Trading Educators Blog
Golden Rules by Paul Tudor Jones
During the next few weeks, I want to have a look into the "golden rules" of famous traders with the idea, to find something they all have in common.
I am starting with Paul Tudor Jones. Here, what I found in Wikipedia about him:
Paul Tudor Jones II (born September 28, 1954) is an American investor, hedge fund manager, and philanthropist. In 1980, he founded his hedge fund, Tudor Investment Corporation, an asset management firm headquartered in Greenwich, Connecticut. Soon after, he created the Tudor Group, a hedge fund holding company that specializes in fixed income, currencies, equities, and commodities.
As of November 2019, Forbes Magazine estimated his net worth to be US$5.1 billion, making him the 343rd richest person on the Forbes 400 and the 7th highest-earning hedge fund manager. He is known for his large-scale philanthropy and, eight years after founding his hedge fund, he founded the Robin Hood Foundation, which focuses on poverty reduction.
The following are quotes I found on the internet:
1) "If I have positions going against me, I get out; if they are going for me, I keep them."
That's the typical "get out of losing trades quickly and let the winners run" advice we've heard very often.
2) "I will keep cutting my position size down as I have losing trades. When I am trading poorly, I keep reducing my position size. That way, I will be trading my smallest position when my trading is worst."
Personally, I think this is an important one when it comes to money and risk management. Very often by nature, we might react differently: increasing the lot size when we are losing to "make back" the losses.
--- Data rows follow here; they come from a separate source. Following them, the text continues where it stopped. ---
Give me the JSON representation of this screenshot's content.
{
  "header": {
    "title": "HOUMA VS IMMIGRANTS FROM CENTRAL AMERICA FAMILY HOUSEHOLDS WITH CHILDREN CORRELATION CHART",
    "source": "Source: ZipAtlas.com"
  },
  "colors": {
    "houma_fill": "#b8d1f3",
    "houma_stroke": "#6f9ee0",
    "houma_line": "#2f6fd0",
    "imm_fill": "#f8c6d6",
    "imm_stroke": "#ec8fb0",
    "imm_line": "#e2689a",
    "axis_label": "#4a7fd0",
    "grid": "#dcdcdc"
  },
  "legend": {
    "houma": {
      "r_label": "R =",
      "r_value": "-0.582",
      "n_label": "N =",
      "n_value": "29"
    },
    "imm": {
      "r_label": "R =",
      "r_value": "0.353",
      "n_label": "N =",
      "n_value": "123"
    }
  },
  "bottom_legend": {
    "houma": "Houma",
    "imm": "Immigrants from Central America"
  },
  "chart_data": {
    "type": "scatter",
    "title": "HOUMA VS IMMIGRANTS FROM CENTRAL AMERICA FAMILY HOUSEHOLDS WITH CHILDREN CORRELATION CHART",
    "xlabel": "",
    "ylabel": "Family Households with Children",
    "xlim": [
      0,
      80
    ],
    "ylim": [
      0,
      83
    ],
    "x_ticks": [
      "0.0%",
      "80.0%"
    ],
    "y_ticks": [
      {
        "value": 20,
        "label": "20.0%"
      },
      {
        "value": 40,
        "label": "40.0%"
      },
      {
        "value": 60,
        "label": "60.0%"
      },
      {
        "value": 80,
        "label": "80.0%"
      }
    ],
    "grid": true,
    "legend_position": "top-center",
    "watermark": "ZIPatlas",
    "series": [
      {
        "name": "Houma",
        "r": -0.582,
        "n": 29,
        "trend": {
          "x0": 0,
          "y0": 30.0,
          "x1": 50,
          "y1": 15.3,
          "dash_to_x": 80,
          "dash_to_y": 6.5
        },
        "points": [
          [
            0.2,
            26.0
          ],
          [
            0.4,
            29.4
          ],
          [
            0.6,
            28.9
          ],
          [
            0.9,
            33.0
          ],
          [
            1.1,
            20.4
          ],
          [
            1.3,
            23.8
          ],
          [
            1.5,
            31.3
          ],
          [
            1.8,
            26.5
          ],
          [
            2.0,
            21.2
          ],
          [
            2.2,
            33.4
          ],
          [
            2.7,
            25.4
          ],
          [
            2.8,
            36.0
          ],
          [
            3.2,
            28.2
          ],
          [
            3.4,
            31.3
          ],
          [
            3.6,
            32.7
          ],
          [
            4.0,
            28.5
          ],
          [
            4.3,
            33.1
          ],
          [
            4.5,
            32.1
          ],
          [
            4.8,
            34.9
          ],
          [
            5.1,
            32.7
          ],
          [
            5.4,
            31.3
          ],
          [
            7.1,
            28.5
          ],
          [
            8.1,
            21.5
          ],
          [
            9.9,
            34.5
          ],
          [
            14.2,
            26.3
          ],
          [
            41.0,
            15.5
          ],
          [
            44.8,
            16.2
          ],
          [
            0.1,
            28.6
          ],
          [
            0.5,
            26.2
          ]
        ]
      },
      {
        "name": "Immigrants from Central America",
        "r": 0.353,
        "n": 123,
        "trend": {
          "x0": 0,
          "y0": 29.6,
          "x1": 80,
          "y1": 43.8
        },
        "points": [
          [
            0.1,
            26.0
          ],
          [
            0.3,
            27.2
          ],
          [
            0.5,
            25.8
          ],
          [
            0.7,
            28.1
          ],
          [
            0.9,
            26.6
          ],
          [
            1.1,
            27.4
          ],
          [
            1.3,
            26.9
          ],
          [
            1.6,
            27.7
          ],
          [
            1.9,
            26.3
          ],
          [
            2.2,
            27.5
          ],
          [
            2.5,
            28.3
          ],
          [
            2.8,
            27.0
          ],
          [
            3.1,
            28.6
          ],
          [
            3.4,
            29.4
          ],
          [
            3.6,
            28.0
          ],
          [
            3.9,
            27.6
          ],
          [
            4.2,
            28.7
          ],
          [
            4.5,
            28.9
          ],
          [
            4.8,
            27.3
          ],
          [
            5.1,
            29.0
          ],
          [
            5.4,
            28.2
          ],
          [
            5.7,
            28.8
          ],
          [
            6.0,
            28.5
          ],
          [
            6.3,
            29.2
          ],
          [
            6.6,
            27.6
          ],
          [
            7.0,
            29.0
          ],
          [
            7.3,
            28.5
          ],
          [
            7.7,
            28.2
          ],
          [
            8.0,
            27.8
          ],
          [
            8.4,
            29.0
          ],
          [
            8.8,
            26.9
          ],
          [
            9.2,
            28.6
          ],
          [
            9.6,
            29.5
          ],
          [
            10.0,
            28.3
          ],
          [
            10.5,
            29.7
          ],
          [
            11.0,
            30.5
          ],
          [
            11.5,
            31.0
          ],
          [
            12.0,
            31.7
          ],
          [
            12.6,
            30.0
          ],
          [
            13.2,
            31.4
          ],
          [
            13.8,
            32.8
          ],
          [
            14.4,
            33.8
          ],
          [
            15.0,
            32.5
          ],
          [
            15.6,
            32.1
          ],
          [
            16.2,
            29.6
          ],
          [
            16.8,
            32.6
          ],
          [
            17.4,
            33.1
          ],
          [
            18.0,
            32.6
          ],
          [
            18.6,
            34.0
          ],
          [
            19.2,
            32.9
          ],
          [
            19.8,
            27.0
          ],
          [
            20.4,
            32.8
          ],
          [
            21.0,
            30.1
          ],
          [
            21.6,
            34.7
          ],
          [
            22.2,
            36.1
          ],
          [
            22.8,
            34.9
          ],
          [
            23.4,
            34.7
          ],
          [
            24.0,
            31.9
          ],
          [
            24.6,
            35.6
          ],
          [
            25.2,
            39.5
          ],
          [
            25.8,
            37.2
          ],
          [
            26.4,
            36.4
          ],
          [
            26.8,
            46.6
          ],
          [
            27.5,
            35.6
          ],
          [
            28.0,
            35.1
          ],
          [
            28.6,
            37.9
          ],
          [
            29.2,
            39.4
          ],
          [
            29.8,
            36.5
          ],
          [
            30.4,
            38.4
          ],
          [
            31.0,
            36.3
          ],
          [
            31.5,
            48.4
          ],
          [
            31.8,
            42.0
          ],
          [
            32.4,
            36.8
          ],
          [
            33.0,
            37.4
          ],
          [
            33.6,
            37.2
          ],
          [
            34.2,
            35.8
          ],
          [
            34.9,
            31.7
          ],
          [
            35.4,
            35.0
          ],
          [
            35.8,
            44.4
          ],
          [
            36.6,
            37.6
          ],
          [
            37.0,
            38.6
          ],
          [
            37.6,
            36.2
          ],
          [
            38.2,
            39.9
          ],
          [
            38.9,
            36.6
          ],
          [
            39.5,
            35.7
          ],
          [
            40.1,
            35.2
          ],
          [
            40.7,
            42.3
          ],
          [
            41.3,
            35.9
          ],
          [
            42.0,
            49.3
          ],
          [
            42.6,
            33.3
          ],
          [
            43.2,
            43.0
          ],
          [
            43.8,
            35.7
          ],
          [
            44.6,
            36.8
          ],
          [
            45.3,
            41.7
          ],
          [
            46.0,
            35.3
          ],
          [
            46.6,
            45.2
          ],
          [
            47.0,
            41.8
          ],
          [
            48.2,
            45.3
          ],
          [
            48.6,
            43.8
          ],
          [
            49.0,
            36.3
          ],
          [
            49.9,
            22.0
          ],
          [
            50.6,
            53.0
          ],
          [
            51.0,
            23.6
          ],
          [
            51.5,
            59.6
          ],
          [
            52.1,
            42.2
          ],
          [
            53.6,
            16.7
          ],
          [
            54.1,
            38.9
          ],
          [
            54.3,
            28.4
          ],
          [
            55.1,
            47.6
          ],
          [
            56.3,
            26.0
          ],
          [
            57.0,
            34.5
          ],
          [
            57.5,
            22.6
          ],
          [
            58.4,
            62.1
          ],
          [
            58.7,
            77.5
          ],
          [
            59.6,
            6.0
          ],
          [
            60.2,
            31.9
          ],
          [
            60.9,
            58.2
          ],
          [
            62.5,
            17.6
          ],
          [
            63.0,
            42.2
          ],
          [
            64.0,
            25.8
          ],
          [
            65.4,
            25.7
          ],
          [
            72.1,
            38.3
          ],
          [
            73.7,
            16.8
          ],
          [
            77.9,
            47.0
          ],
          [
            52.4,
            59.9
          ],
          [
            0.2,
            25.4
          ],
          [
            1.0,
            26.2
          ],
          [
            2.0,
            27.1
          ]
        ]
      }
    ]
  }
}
But we all know, this usually leads to larger losses.
3) "Don't ever average losers."
We have all been there: "I know that I am right and I don't let the market stopping me out of the trade. Better I buy a few more contracts at the cheaper level, then we will see who's right!"
The problem of this "strategy" is, that's working quite often until one day we loose a big chunk of out trading account.
4) "I believe the very best money is to be made at market turns."
That's very different to what we hear by most traders who tell us, that the best money is to be made by not trying to catch market lows or highs. Interesting, isn't it?
5) "When I trade, I don't just use a price stop, I also use a time stop."
In my opinion, a good trade should move immediately into my direction. If not, then my timing was wrong and I better get out.
6) "Don't focus on making money; focus on protecting what you have."
This is an important one to me and believe me, I've been there several times. Losing everything I've made in several weeks in just a few minutes. And I know, you've been there, too.
7) "I look for opportunities with tremendously skewed reward-risk opportunities. You should always be able to find something where you can skew the reward-risk relationship so greatly in your favor, that you can take a variety of small investments with great reward-risk opportunities, that gives you minimum draw-down pain, and maximum upside opportunities."
I like this quote a lot to be honest. In another post he says, that he is looking for a 5:1 win:loss ratio because even an imbecile can make money this way. I love this quote! :-)
8) "At the end of the day, your job is to buy what goes up and to sell what goes down."
Agree! Trading is actually very easy. It is just very hard to do!
9) "You always want to be with whatever the predominant trend is."
Interesting because together with quote 4) it means he is actually looking into different time-frames. A longer time-frame to see the overall trend and a second one to time the turning points (into the direction of the longer time frame).
10) "Don't be a hero. Don't have an ego."
Paul Tudor Jones is known to have huge confidence in what he is doing, but he knows that he can not have an ego when it comes to trading.
He was asked once what makes him such a good trader and he answered: "When I am having a loss, I can put the bad feeling aside almost immediately and keep on trading as nothing happened." I admire such a personality to be honest because losing trades still bother me a lot and it takes some time for me to get my feeling back to neutral.